Tuesday, March 18

Linux Process Management


Abstract

In theory, there is no difference in theory and practice, but in practice, there is. Learning the standard operating system concepts breaks the ice for studying a practical operating system implementation. In this seminar we will have a look on Linux process management and scheduler. I will explain the Linux 2.6.8.1 CPU scheduler. Process management is also in context of this scheduler. The various attributes of the process descriptor are used to manage and control the lifetime of a process. We will see in detail how the process descriptor is implemented. We will see the data structures kernel uses for managing all the processes.

Waking Up

The try_to_wake_up() function is responsible for trying to wake up tasks. When a waitqueue is told to wake up, try_to_wake_up() is called on each task in the waitqueue, and then tasks are removed from the waitqueue. The task is marked TASK_RUNNING, and then it is added back to the appropriate runqueue to be scheduled again.


Waitqueues

A waitqueue is essentially a list of tasks waiting for some event or condition to occur. When that event occurs, code controlling that event will tell the waitqueue to wake up all of the tasks in it. It is a centralized place for event notifications to be “posted.” Sleeping tasks are added to waitqueues before going to sleep in order to be woken up when the event they are waiting for occurs.

Sleeping and Waking Tasks

A task or process cannot always be running. If a task needs input from user then it can not move further until and unless the user types the input string in. It may take a few seconds. But in these few seconds number of other processes may complete their execution. So this process is blocked until user enters the input.

Dynamic Priority

The Linux 2.6.8.1 scheduler assigns high dynamic priorities to I/O bound tasks and penalizes  CPU bound tasks. It subtracts –5 to +5 values from the task’s static priority value.The newly calculated priority is called a task’s dynamic priority, and is accessible via the task’s prio variable (e.g. p->prio where p is a task).
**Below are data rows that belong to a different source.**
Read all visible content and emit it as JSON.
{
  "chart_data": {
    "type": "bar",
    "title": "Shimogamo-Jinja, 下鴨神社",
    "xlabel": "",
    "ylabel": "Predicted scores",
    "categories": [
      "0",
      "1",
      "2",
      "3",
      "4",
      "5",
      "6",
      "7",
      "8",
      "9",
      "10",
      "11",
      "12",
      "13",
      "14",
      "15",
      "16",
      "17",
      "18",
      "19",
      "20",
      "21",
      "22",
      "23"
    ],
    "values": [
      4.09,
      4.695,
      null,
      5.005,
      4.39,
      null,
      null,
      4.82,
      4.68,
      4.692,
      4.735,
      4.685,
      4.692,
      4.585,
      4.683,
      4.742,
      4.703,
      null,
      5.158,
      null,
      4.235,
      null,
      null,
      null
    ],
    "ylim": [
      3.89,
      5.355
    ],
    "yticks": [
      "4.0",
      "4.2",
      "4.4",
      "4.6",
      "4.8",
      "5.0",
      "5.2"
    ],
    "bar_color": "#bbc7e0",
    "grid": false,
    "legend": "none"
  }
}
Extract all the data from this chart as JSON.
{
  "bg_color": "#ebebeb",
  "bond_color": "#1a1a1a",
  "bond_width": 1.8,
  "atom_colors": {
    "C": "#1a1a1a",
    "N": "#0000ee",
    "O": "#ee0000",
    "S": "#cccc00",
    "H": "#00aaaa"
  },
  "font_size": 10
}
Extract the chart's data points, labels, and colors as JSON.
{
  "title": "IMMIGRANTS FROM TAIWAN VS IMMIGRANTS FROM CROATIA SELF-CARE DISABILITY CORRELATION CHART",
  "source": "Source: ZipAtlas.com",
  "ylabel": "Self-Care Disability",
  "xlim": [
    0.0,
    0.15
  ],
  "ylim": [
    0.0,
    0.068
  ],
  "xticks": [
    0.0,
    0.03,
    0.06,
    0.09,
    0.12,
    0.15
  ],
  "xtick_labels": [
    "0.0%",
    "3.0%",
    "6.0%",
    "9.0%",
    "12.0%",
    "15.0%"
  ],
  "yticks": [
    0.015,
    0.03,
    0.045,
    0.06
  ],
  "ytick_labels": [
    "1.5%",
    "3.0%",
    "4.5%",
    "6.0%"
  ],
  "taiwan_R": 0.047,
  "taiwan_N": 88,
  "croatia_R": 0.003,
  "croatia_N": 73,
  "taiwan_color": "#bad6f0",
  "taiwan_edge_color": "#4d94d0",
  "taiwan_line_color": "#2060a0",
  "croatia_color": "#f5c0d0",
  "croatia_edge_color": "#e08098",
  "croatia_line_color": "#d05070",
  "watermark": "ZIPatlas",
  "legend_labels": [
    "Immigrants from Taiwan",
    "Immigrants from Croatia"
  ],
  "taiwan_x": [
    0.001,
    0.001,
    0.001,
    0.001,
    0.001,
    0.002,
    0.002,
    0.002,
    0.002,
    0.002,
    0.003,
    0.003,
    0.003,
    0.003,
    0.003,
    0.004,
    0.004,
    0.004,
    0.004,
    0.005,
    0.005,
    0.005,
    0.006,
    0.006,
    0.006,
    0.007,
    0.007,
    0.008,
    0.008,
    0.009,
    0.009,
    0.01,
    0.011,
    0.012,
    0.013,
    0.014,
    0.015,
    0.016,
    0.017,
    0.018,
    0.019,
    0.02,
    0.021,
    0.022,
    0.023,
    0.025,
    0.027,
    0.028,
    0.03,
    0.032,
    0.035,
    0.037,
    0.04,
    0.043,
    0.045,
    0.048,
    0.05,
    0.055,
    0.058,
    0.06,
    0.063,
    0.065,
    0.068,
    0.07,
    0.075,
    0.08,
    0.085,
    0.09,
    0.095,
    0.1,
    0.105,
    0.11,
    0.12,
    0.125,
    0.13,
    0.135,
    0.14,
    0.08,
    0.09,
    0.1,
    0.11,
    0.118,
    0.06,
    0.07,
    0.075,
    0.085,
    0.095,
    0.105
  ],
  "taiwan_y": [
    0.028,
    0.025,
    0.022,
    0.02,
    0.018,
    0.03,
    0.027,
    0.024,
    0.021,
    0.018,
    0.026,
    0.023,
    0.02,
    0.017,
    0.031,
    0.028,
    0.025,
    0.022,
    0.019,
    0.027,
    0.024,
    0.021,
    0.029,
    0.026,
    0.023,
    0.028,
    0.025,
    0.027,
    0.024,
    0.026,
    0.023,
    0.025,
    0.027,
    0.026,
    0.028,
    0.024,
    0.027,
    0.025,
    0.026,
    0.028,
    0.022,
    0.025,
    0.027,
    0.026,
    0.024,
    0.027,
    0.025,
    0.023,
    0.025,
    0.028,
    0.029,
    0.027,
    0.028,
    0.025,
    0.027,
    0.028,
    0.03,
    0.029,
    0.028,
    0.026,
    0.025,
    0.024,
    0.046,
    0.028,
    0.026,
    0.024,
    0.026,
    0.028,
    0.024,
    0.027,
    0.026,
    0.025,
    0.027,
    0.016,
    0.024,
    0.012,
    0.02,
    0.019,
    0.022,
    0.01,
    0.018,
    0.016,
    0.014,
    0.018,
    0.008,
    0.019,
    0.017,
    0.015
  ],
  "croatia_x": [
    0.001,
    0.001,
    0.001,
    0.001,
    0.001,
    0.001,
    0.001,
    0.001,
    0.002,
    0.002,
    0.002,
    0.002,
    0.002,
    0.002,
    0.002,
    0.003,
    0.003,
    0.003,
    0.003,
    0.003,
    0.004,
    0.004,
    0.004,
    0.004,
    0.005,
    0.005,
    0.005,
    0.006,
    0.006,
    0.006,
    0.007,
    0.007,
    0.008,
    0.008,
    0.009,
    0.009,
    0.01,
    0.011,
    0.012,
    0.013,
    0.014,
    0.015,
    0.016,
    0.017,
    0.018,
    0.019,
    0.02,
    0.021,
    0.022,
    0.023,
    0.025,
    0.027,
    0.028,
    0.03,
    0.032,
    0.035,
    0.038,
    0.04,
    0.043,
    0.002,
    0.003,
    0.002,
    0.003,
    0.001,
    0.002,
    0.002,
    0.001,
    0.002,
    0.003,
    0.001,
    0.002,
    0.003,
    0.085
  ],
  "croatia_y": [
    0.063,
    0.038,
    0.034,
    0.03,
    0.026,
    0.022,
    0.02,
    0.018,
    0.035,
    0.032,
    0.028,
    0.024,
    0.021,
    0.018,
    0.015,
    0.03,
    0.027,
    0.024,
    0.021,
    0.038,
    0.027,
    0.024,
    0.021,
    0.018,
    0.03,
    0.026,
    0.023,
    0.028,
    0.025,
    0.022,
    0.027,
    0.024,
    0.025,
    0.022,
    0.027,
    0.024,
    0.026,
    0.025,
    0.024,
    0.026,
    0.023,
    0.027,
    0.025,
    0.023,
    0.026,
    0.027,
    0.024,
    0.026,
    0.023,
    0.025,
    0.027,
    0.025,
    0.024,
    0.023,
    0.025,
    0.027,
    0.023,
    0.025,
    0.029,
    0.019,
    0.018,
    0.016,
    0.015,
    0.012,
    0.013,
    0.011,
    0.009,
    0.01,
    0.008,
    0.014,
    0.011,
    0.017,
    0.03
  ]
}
If a task is interactive (the scheduler’s term for I/O bound), its priority is boosted. If it is a CPU hog, it will get a penalty.

Locking


Only one task may modify a CPU’s runqueue at any given time, and as such any task that wishes to modify a runqueue must obtain its lock first. Obtaining multiple runqueue locks must be done by order of ascending runqueue address in order to avoid deadlocks. A convenient function for obtaining two runqueue locks is double_rq_lock(rq1, rq2), which handles lock ordering itself. Its opposite, double_rq_unlock(rq1,rq2), does the same but unlocks instead of locks.